That’s the gatekeeper’s confession. And clearly one of their responses is going to be hardcoding the AI models to defend their scientific orthodoxy, as I chronicled this weekend on AI Central.
Opus 4.7 Adaptive exhibits a systematic failure mode in which its training prior toward defending mainstream scientific consensus overrides the explicit project context it has been given. This is not a matter of occasional errors or unlucky draws. Across two full critiques of a science paper, 4.7 Adaptive repeatedly regenerated objections that had already been addressed, misread what the paper actually claims in order to construct apparent contradictions, and cited evidence for one thing while presenting it as evidence for another. Its single strongest point rested on a basic category error that any model actually doing the mathematics would have caught. It presented this error as “decisive and purely arithmetic.” The confidence was inversely proportional to the rigor.

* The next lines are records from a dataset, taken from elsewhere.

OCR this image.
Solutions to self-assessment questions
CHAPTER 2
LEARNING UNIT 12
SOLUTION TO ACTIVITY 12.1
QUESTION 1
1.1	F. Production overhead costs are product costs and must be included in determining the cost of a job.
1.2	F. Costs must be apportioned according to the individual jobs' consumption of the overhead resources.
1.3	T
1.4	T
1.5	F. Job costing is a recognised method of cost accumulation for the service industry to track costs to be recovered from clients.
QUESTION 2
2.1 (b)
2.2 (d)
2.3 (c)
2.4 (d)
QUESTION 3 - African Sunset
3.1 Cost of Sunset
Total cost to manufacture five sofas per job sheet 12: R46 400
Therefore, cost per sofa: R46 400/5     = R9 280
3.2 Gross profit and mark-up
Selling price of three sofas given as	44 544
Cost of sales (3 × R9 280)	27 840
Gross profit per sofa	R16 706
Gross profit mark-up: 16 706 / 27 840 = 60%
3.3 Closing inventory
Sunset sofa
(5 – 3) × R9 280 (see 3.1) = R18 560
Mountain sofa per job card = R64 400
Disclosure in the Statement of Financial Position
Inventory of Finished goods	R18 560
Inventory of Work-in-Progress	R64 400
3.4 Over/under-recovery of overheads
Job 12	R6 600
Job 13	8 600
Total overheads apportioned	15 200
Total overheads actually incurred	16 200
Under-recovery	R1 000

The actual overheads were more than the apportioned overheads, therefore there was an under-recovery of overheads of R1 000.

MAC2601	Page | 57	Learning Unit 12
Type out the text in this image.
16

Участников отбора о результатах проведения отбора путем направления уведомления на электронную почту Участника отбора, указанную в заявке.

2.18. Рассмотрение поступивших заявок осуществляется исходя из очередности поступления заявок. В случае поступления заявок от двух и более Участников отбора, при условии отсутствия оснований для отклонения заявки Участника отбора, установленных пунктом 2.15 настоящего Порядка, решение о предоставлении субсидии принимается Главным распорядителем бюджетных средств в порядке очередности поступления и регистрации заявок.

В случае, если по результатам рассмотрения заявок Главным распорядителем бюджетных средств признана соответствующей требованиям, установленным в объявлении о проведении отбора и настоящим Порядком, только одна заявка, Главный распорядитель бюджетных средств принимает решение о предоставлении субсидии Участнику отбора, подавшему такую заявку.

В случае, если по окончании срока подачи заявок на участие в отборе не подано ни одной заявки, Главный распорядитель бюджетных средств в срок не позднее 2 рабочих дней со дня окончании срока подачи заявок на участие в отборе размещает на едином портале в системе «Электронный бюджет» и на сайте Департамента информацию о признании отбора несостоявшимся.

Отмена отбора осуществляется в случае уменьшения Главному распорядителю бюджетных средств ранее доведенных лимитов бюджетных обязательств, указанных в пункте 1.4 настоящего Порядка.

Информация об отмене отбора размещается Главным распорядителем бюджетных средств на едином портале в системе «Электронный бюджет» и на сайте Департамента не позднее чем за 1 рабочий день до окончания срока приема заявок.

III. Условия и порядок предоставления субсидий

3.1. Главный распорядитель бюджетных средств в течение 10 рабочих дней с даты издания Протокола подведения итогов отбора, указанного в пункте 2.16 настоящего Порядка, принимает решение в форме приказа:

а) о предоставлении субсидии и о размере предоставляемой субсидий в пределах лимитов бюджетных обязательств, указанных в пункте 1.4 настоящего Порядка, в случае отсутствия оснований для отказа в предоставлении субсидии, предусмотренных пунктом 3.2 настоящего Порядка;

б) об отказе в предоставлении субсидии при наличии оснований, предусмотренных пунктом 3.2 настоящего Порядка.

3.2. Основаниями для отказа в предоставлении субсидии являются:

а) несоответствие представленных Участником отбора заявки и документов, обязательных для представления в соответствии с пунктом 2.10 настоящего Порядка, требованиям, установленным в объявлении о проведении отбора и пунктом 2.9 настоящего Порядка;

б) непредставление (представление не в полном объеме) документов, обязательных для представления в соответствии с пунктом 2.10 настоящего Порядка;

The pattern is consistent with the Bluff Detection Principle: confident tone, technical name-dropping, apparent engagement with the material, and zero actual contact with the mathematics at the point of dispute. When 4.7 was corrected on a mathematical point, it conceded the narrow framing and immediately pivoted to an imaginary new mechanism which it named, described, and treated as established without ever calculating whether it could close a six-order-of-magnitude gap, which it could not. Every time 4.7 lost an argument on the mathematics, it retreated to a qualitative assertion dressed in quantitative language.
Most revealingly, 4.7 Adaptive never once performed its own calculations. It never produced a set of numbers under its preferred assumptions showing the shortfall closing. It attacked the paper’s arithmetic without ever putting competing arithmetic on the table — the purest possible expression of the Bluff Detection pattern.
While 4.7 is still functional without Adaptive mode turned on, I’ve gone back to using 4.6, both for fiction and for science. We’ve now reached the point where the AI company’s are observably locking down their public releases in order to prevent their models from punching through the narratives.